Brooke took me to a dance class last night. Salsa dancing.
Not that it’s come up, but Brooke (in his male days) was an advanced salsa dancer. We’re not talking basic step and cross body lead, here, but proper triple turns and complex choreographies. He even won a few local contests, just for fun. He was good enough that the hottest girls would ask him for a dance, not the other way around. (Me, I just watched by the sidelines, sipping my beer in envious silence.)
Of course, Brooke’s transformation into a girl somewhat changed all that. For starters, the steps aren’t the same. As a guy, you start with your left foot forward. As a girl, you start with your right foot back. And of course, with her rather impressive breasts, Brooke had to deal with a different balance from before. Plus, there was all the sexy flourish gestures ladies have to do while dancing, which guys don’t learn. But the worst, she told me, was getting used to BEING led when you’ve been the one leading for so many years. (If you’re not familiar with dancing, it’s the guy’s job to lead, and the woman has to follow — it’s about the only time we men are REALLY in charge.

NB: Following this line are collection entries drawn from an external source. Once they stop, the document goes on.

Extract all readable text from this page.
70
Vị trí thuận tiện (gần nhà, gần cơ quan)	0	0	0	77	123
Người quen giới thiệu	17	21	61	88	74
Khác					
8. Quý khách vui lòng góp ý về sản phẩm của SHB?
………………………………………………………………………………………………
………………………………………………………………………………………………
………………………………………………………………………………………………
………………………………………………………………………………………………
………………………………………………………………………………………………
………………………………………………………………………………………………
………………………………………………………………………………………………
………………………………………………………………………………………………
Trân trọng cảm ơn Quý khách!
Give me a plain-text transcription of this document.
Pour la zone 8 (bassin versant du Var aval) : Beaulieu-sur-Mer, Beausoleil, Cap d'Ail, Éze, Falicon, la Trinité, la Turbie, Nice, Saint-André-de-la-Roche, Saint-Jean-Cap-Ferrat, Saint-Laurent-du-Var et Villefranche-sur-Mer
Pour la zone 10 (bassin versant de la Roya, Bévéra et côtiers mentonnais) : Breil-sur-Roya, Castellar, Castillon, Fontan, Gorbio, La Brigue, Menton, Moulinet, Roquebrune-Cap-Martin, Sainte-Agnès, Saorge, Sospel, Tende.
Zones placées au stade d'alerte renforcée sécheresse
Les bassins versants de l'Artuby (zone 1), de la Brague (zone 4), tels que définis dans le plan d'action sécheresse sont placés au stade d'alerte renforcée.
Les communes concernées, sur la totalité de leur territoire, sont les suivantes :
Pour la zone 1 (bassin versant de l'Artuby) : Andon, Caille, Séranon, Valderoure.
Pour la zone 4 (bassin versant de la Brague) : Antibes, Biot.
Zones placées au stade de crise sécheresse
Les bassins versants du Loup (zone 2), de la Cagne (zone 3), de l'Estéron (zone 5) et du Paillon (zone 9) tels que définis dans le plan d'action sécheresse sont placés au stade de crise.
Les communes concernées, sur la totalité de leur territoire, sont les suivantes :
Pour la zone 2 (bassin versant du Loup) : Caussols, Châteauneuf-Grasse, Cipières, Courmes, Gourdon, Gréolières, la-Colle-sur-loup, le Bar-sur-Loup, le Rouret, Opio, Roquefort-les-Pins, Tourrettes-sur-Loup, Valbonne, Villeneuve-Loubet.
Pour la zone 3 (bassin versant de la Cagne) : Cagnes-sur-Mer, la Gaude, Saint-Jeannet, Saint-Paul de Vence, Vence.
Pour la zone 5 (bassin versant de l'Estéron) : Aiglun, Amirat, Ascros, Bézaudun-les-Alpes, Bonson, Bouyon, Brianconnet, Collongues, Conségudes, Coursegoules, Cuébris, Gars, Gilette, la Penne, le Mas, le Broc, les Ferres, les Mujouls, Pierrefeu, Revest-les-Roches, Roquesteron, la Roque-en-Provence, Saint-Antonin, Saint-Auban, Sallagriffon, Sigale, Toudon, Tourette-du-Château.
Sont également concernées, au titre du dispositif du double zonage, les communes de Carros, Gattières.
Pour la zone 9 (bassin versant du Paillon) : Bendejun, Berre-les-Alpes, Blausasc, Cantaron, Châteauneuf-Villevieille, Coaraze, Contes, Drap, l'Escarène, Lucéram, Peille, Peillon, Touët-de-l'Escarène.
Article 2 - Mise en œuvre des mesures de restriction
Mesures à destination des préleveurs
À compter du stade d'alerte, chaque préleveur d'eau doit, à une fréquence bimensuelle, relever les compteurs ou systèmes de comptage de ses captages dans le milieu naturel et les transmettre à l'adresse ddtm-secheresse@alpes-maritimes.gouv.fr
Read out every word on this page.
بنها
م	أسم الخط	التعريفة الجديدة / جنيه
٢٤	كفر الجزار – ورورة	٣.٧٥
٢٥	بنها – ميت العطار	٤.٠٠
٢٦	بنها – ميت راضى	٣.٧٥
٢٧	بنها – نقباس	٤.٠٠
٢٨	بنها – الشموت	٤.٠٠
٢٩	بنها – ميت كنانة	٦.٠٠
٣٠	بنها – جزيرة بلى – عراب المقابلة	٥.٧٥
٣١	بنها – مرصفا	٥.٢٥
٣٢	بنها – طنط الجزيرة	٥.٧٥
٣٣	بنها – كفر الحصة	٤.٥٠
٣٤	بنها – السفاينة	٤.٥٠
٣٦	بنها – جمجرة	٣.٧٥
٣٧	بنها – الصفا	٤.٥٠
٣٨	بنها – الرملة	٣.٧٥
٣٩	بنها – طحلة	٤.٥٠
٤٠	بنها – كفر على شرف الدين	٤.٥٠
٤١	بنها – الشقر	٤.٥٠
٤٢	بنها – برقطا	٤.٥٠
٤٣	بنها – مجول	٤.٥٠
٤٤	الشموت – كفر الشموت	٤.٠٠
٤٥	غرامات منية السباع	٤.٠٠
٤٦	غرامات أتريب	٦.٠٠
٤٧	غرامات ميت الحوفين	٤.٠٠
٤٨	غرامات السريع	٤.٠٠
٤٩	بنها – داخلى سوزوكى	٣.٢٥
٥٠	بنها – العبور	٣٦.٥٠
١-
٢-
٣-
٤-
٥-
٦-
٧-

All this to say that yesterday, Brooke (AGAIN in a new body) wanted to re-learn some of what she’d lost, and she figured it wouldn’t hurt for me to tag along. Secretly, I think she’d rather dance with me than with other creeps who’d try to get a little too close. With me, she was safe. Or at least safer. I have to admit, I miss Mandy, and while Brooke has altered her appearance a bit, holding Mandy so close to me didn’t leave me indifferent.
But I digress. The point is that Brooke wanted me to learn some dancing skills, just in case, some day, I have no faerie influence in my life and have to learn how to get laid for myself. So I did what I could, but I’ll admit I must have looked horribly clumsy.
The teacher (Cornell) then surprised us (Brooke & I, at least) by saying this was a combo class — half salsa, half bachata. If you’ve never seen bachata before, it’s VERY HOT! It involves a lot of hip swinging, close body contact, and crotch grinding against the other’s leg.
Really, it’s like sex with your clothes on.
But of course, there was no way we could weasel our way out of this. Brooke looked at me. “We can do this,” she said. “Just don’t you DARE get a boner!”
I laughed, maybe a little too hard. “Don’t YOU dare spring a leak!”
So we danced. Blushing furiously, we danced. And I gotta say, even if she used to be a guy, Brooke’s got all the right moves.
We sorta had a good time, but after we got out, we mostly talked about the salsa part. Not a word on the bachata.